Our day at IAVI began with a welcome breakfast followed by welcoming remarks and a program overview by IAVI’s President and CEO, Seth Berkley. He passionately described IAVI’s world-wide mission to ensure the development of safe, effective, accessible, preventive HIV vaccines for use throughout the world. With offices in Nairobi, Kenya, Amsterdam, The Netherlands, New Delhi, India and Parktown, South Africa, IAVI has not only been able to attract and support some of the world’s brightest and best HIV researchers and scientists, but also to strategically locate them where the results of their work will most directly benefit the people most severely affected by the HIV pandemic. Seth also shared with us his excitement about IAVI’s and partners’ follow-up on their 2009 finding of two new, potent broadly neutralizing antibodies to HIV and identifying their binding site on the virus. Even more potent, broadly neutralizing antibodies were found in 2010 and are currently being studied. (Because HIV mutates early and often, a successful HIV vaccine must contain broadly neutralizing antibodies—i.e., rare substances that recognize and attack multiple variants or mutations of HIV.)
Following Seth’s remarks, Phill Wilson gave a brief history of the 10-year birthing process that brought forth the Black AIDS Institute and the strides that BAI has made since its inception. Then he introduced Jeffrey Crowley, Director of the White House Office of National AIDS Policy.
Jeffrey Crowley shared President Obama’s conviction that despite fiscal limitations, there was bipartisan support for the work of his office, and that he did not anticipate any change in direction stemming from the recent mid-term election results. He encouraged all of us to be familiar with the National HIV Strategy and the National Implementation Plan as starting places for our advocacy work.

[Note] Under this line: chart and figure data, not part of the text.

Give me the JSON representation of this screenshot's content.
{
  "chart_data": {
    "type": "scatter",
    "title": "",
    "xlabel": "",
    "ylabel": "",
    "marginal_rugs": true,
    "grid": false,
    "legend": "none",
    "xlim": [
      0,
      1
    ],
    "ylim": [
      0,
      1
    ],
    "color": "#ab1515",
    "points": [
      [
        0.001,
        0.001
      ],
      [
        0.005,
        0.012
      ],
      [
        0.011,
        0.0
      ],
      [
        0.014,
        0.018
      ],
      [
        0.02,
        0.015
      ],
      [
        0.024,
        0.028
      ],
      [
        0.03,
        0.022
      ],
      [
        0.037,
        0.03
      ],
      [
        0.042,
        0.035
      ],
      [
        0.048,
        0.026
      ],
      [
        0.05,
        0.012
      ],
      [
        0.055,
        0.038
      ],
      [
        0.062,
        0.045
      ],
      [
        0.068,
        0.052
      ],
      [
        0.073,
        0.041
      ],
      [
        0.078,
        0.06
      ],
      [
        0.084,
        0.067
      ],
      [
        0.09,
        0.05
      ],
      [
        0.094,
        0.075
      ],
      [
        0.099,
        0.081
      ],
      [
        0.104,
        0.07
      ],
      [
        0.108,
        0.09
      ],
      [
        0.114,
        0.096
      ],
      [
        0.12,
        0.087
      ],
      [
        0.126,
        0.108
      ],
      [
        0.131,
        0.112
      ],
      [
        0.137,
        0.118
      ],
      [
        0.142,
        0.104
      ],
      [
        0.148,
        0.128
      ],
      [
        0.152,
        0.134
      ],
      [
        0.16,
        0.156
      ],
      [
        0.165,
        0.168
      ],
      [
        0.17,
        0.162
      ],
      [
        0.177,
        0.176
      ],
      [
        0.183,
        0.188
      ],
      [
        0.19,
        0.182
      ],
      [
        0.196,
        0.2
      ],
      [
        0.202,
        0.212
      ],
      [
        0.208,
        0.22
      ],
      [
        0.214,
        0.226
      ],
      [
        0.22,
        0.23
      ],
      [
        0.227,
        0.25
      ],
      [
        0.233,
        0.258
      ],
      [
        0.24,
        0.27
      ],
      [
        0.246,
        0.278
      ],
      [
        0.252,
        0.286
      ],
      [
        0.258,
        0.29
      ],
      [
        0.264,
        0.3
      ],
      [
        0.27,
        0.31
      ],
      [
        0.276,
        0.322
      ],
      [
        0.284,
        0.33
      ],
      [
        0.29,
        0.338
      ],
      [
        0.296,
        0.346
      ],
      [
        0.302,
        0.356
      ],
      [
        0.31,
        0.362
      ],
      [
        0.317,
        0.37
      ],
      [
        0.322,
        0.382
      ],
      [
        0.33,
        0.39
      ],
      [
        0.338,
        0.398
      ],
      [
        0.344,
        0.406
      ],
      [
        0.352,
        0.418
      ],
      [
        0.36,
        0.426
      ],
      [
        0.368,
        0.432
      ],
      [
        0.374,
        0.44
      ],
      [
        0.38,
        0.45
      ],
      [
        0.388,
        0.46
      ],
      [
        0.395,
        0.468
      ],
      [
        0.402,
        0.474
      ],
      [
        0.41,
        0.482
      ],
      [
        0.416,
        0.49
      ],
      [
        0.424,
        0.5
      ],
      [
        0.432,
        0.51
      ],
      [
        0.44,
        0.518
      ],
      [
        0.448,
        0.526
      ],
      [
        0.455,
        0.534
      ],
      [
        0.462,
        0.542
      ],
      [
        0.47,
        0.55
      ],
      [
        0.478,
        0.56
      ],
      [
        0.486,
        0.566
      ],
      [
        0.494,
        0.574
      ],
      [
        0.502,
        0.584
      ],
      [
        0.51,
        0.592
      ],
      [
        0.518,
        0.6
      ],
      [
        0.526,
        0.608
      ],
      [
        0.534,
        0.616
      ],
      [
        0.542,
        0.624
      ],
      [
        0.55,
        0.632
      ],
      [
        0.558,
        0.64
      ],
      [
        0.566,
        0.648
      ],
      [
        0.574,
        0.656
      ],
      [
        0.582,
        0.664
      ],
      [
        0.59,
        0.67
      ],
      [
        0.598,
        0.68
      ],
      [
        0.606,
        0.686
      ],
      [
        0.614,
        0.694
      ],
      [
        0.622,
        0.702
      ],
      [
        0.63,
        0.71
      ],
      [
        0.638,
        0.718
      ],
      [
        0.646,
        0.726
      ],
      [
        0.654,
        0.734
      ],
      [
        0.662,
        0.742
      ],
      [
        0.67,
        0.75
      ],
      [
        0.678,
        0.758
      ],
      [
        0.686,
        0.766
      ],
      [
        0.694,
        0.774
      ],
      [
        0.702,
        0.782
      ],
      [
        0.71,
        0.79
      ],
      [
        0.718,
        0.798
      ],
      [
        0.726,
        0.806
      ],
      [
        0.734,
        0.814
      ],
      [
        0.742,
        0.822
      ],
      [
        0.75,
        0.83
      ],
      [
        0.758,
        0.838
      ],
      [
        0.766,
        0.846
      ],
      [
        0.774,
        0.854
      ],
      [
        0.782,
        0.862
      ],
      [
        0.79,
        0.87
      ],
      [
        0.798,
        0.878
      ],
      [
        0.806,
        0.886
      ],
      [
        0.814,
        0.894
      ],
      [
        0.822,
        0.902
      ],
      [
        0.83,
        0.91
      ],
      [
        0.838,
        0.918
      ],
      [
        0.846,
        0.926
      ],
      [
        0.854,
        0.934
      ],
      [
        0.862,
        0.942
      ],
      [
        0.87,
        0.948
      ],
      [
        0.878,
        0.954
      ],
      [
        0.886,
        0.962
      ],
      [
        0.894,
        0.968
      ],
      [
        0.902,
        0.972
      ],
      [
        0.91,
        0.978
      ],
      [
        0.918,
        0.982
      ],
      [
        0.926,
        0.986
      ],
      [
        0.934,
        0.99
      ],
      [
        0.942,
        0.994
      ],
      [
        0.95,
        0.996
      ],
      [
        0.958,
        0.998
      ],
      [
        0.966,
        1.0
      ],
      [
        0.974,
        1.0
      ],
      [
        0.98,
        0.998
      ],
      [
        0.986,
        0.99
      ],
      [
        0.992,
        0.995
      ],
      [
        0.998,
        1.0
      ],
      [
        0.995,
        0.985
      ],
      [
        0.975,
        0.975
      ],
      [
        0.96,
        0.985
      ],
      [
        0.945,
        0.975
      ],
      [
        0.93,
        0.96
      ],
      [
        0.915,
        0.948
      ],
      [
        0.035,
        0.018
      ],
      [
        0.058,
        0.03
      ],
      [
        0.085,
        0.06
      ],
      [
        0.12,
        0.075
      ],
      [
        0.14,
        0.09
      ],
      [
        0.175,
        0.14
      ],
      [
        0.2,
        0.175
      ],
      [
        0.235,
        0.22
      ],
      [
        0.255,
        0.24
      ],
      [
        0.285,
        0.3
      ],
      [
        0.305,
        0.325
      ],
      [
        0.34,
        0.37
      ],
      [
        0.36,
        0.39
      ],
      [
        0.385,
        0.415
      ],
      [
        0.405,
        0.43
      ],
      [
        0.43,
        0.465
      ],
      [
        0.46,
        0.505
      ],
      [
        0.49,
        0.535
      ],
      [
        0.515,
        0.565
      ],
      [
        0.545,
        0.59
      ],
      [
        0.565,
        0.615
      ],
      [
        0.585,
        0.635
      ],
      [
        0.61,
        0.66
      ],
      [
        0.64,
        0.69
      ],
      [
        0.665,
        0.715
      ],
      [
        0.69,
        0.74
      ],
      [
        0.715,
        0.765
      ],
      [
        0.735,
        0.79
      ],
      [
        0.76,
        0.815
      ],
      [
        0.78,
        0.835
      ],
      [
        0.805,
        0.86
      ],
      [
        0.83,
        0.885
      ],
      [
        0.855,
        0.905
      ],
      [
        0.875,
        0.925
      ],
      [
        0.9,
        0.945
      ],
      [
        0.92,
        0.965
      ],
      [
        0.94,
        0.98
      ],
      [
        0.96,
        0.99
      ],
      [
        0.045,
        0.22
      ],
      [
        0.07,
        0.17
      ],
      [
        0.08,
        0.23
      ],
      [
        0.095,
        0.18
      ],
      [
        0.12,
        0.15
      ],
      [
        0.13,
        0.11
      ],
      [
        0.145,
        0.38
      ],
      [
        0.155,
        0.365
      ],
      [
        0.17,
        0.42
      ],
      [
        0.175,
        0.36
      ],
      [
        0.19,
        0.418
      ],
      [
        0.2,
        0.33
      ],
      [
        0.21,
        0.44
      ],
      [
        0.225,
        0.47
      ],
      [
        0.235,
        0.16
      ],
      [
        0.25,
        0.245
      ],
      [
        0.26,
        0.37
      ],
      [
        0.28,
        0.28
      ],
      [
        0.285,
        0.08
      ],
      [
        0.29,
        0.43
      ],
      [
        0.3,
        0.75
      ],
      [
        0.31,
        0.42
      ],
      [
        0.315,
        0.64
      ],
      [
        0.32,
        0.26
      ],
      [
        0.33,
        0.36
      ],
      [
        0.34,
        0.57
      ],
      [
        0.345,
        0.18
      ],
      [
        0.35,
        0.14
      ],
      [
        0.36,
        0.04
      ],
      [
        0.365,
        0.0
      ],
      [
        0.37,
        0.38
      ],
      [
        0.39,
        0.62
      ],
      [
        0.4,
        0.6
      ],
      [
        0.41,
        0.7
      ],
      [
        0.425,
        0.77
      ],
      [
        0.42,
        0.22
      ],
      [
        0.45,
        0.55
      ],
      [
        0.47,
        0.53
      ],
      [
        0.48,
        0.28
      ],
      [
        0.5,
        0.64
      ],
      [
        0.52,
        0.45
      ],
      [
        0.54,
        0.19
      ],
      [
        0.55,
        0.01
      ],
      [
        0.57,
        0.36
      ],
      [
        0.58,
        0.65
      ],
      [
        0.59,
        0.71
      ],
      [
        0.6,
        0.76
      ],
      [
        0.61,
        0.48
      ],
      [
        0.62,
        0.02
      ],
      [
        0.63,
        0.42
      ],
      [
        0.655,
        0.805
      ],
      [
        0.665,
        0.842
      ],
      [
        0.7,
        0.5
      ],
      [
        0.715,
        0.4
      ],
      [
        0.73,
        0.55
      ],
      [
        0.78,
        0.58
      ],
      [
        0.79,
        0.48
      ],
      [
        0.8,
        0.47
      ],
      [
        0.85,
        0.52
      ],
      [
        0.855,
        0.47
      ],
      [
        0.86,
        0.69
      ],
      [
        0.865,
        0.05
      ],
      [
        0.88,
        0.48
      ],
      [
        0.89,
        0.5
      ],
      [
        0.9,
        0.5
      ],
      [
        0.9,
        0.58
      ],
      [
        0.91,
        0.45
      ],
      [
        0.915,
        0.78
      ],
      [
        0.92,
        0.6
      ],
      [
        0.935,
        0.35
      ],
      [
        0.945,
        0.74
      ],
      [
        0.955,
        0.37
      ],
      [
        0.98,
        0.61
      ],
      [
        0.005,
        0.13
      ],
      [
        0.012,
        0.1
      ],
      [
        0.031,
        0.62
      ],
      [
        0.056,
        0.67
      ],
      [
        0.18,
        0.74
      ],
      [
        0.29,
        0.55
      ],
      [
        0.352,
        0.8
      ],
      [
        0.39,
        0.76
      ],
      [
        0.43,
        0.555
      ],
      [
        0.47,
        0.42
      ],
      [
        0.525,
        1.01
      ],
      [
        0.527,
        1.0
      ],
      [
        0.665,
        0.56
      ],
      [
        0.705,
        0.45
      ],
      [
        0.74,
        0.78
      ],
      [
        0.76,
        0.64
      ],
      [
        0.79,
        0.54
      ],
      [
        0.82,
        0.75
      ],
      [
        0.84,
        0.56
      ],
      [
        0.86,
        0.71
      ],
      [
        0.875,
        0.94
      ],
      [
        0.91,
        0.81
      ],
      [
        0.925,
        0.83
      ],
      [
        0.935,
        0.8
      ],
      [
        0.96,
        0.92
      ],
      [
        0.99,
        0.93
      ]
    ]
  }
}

A panel discussion followed which was moderated by Lisa Beyer, IAVI’s Senior Vice President for Public Affairs. The panelists featured all the above-named speakers with the addition of Tokes Osubu, CEO of Gay Men of African Descent (GMAD). Immediately after the related Q & A session, we were led on a tour of the facility by Rick King, IAVI’s Laboratory Vice President.
After putting on our laboratory coats, gloves and goggles, we were led into the lab of IAVI’s Principal Scientist, Sanjay Phogat, who, with his world-wide team of colleagues, had discovered the two powerful broadly neutralizing antibodies against HIV, and had identified a target on the virus to which these antibodies bind. I cannot adequately describe the personal impact that meeting this very brilliant, humble, committed and passionate HIV superhero had on me. It is one thing to understand the passion of those of us who are fighting the HIV/AIDS battle in the trenches of counseling, testing and linking persons to care, but it is quite another to experience first-hand the passion exhibited by scientists committed to finding an HIV vaccine that will work anywhere and everywhere in the world to halt all future HIV infections. And Dr. Phogat was not the only passionate and committed scientist that we met at IAVI: every single lab that we visited was headed and staffed by people who were fixated on either: 1) designing and developing vaccine candidates to prevent HIV infection; 2) designing and developing vaccine candidates to control HIV infection; or 3) accelerating vaccine candidates to clinical trials and advancing the most promising to efficacy trials.
The day at IAVI so impacted me that I felt obligated to share its highlights with all of my known co-workers in the HIV/AIDS prevention and treatment arena of struggle. Although our struggle must continue in earnest, there is indeed light at the end of the tunnel…and it is not a freight train headed in our direction. Rather, it is a light of hope and encouragement that everything we do matters. We must believe that our unswerving persistence in this work will eventuate in the successful eradication of HIV as a debilitating disease within our very own lifetime. A luta continua!